The Greeks are finally going home and the women of Troy are loaded on to ships: “Women of childbearing age shared out among the conquerors, some already pregnant with their children. What we were witnessing on that beach was the deliberate destruction of a people”.
Ritsa travels as a maid to Cassandra, daughter of Priam and now Agamemnon’s concubine.
Cassandra had been the high priestess of Apollo in Troy, able to foresee the future but cursed never to be believed. She’s considered “mad as a box of snakes” and she has already had a vision of Agamemnon’s death, like “a stuck pig on a slaughterhouse floor”, because “what he did in Troy was so horrific, so devoid of humanity, that even the gods were sickened”. She also knows she will die with him.

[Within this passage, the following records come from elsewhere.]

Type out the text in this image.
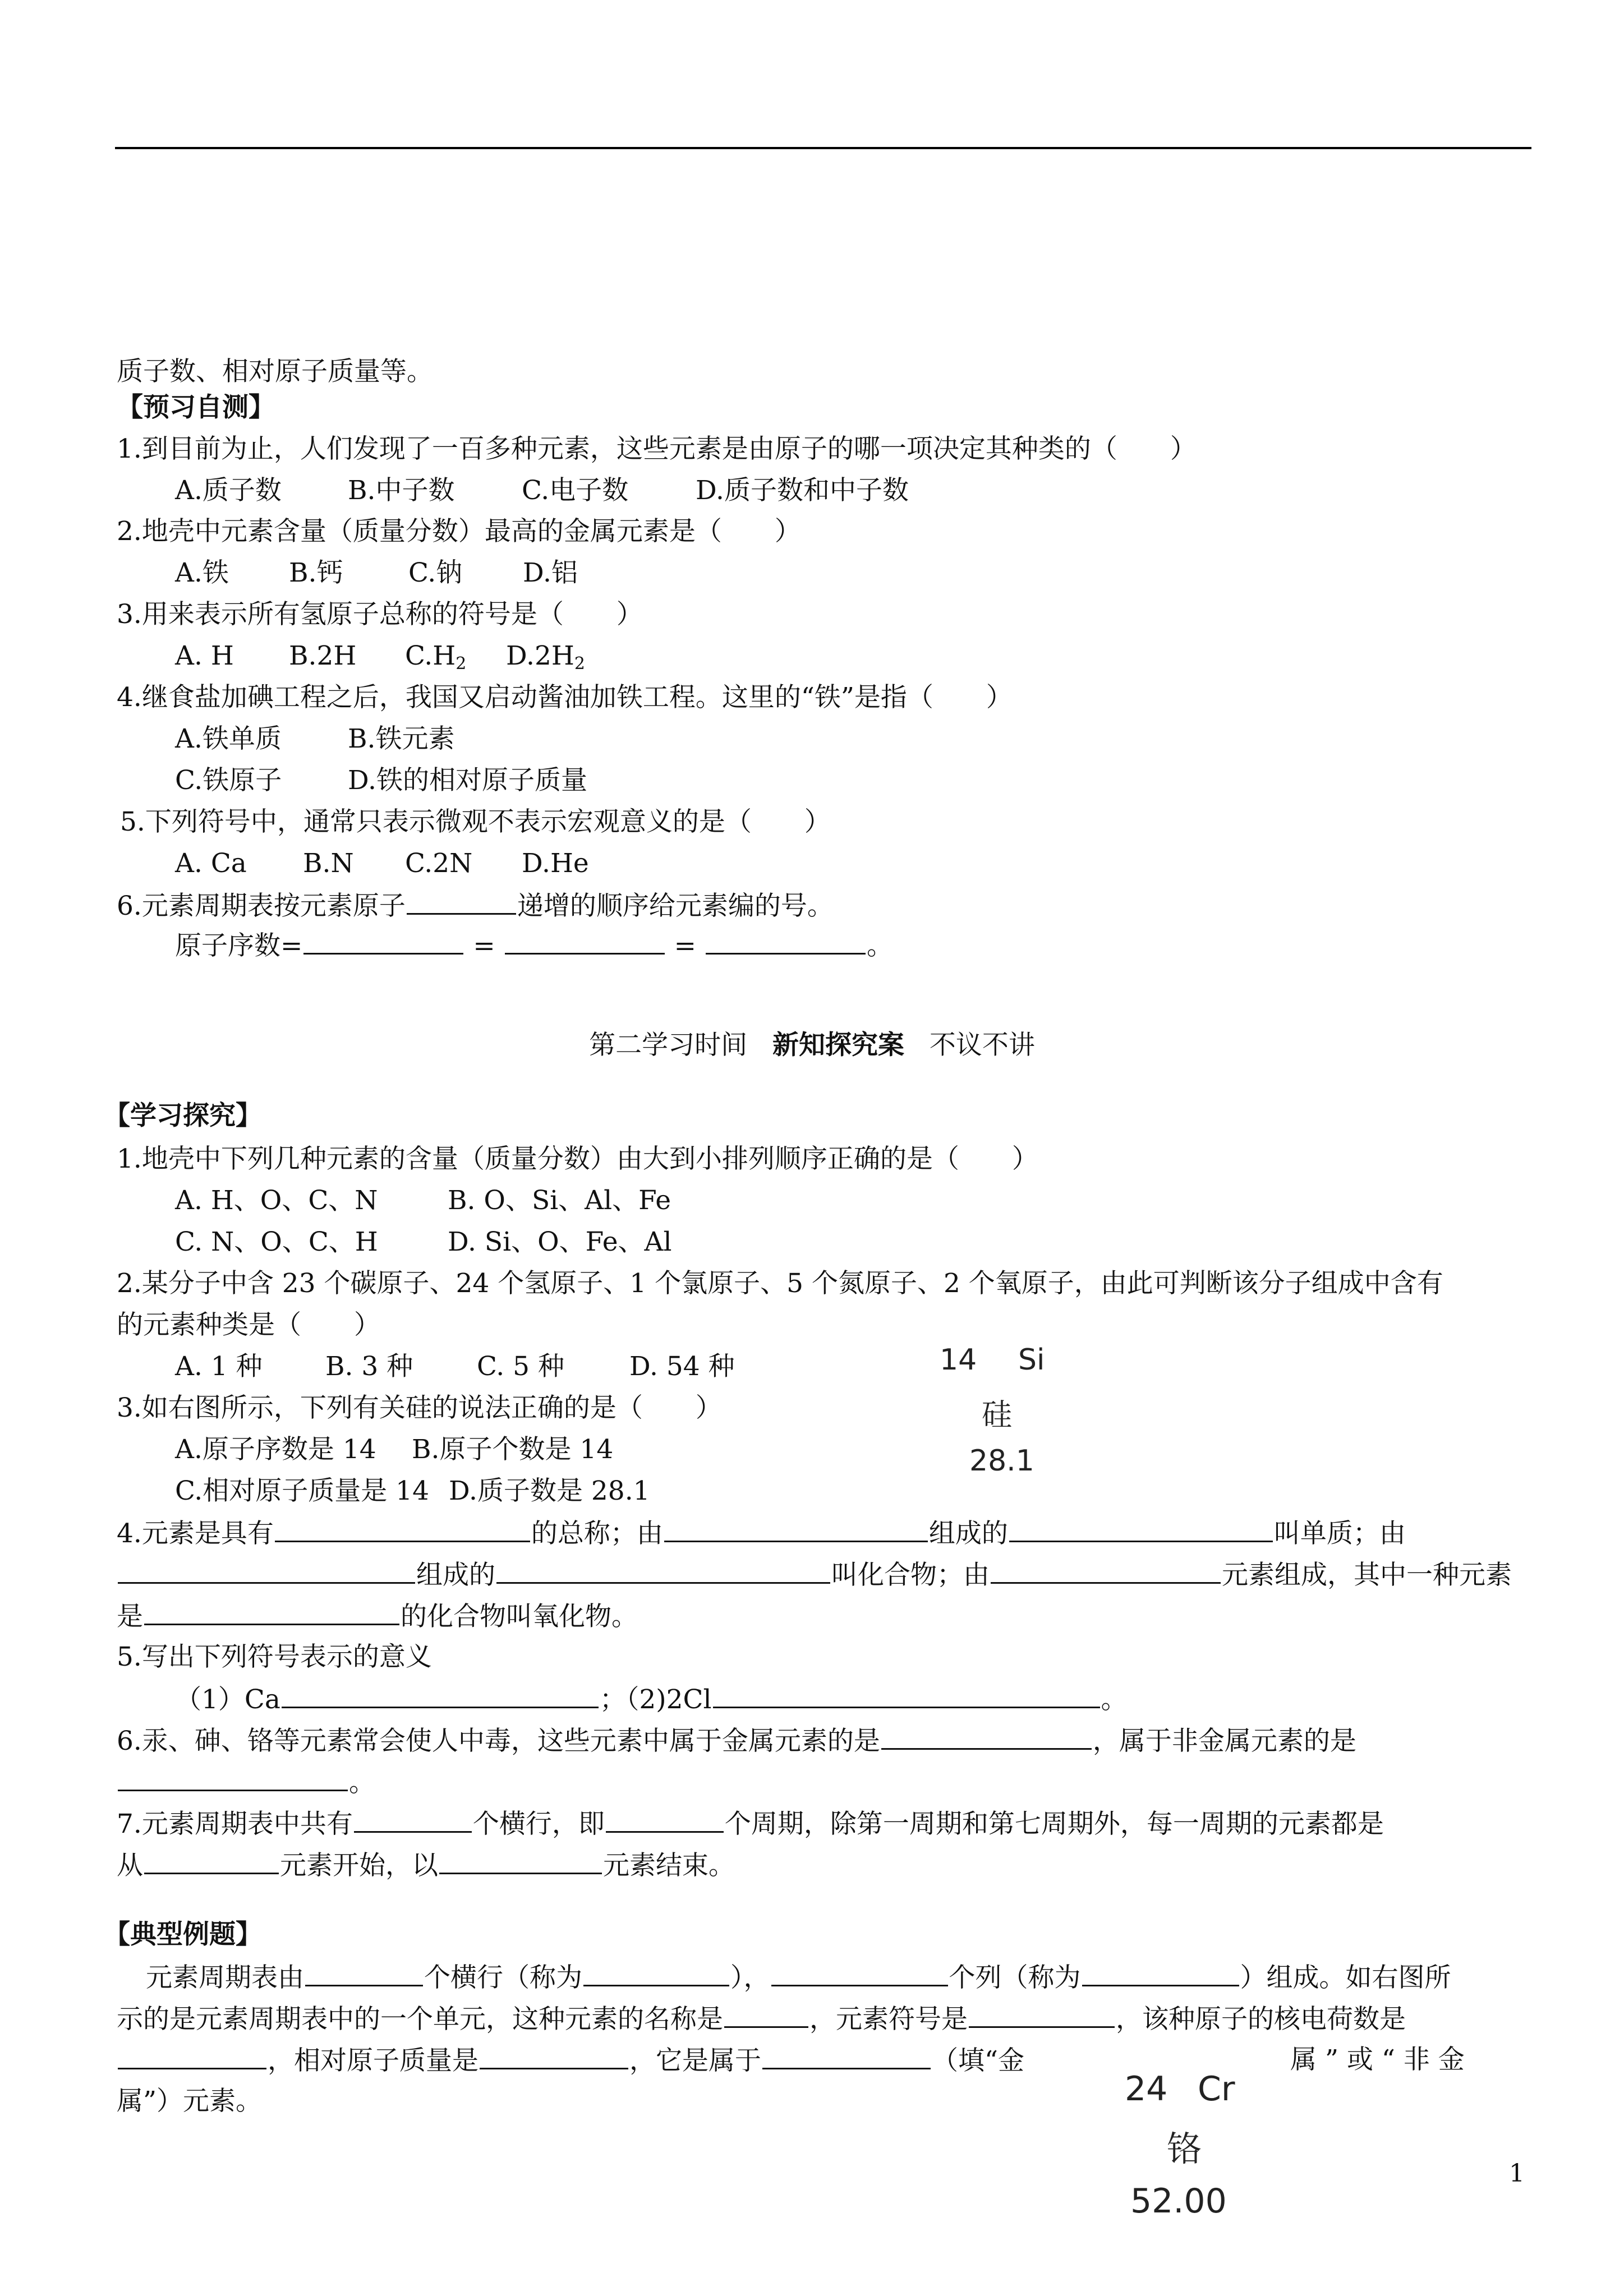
质子数、相对原子质量等。
【预习自测】
1.到目前为止，人们发现了一百多种元素，这些元素是由原子的哪一项决定其种类的（　　）
A.质子数	B.中子数	C.电子数	D.质子数和中子数
2.地壳中元素含量（质量分数）最高的金属元素是（　　）
A.铁 B.钙 C.钠 D.铝
3.用来表示所有氢原子总称的符号是（　　）
A. H B.2H $C.H_2$ $D.2H_2$
4.继食盐加碘工程之后，我国又启动酱油加铁工程。这里的“铁”是指（　　）
A.铁单质	B.铁元素
C.铁原子	D.铁的相对原子质量
5.下列符号中，通常只表示微观不表示宏观意义的是（　　）
A. Ca B.N C.2N D.He
6.元素周期表按元素原子	递增的顺序给元素编的号。
原子序数=	=	=	。
第二学习时间 新知探究案 不议不讲
【学习探究】
1.地壳中下列几种元素的含量（质量分数）由大到小排列顺序正确的是（　　）
A. H、O、C、N	B. O、Si、Al、Fe
C. N、O、C、H	D. Si、O、Fe、Al
2.某分子中含 23 个碳原子、24 个氢原子、1 个氯原子、5 个氮原子、2 个氧原子，由此可判断该分子组成中含有
的元素种类是（　　）
A. 1 种 B. 3 种 C. 5 种 D. 54 种
3.如右图所示，下列有关硅的说法正确的是（　　）
A.原子序数是 14 B.原子个数是 14
C.相对原子质量是 14 D.质子数是 28.1
14 Si
硅
28.1
4.元素是具有	的总称；由	组成的	叫单质；由
组成的	叫化合物；由	元素组成，其中一种元素
是	的化合物叫氧化物。
5.写出下列符号表示的意义
（1）Ca	；（2)2Cl	。
6.汞、砷、铬等元素常会使人中毒，这些元素中属于金属元素的是	，属于非金属元素的是
。
7.元素周期表中共有	个横行，即	个周期，除第一周期和第七周期外，每一周期的元素都是
从	元素开始，以	元素结束。
【典型例题】
元素周期表由	个横行（称为	），	个列（称为	）组成。如右图所
示的是元素周期表中的一个单元，这种元素的名称是	，元素符号是	，该种原子的核电荷数是
，相对原子质量是	，它是属于	（填“金	属 ” 或 “ 非 金
属”）元素。	24 Cr
铬
52.00
1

In Mycenae, Clytemnestra waits for her husband to return. She too hates Agamemnon because he sacrificed her beloved daughter Iphegenia to the gods at Aulis, in exchange for the wind to sail to Troy. She was there to witness her daughter pleading with her father to spare her.
Although Agamemnon is “a great king – arguably at the moment, the most powerful man in the world”, as he sets foot on Greek soil for the first time in 10 years, the two women, his wife and his concubine, have decided his fate.
The Voyage Home is compelling but bleak reading. Barker succeeds in reimagining the torment of women whose lives have been changed for-ever by the Trojan War. It is impressive.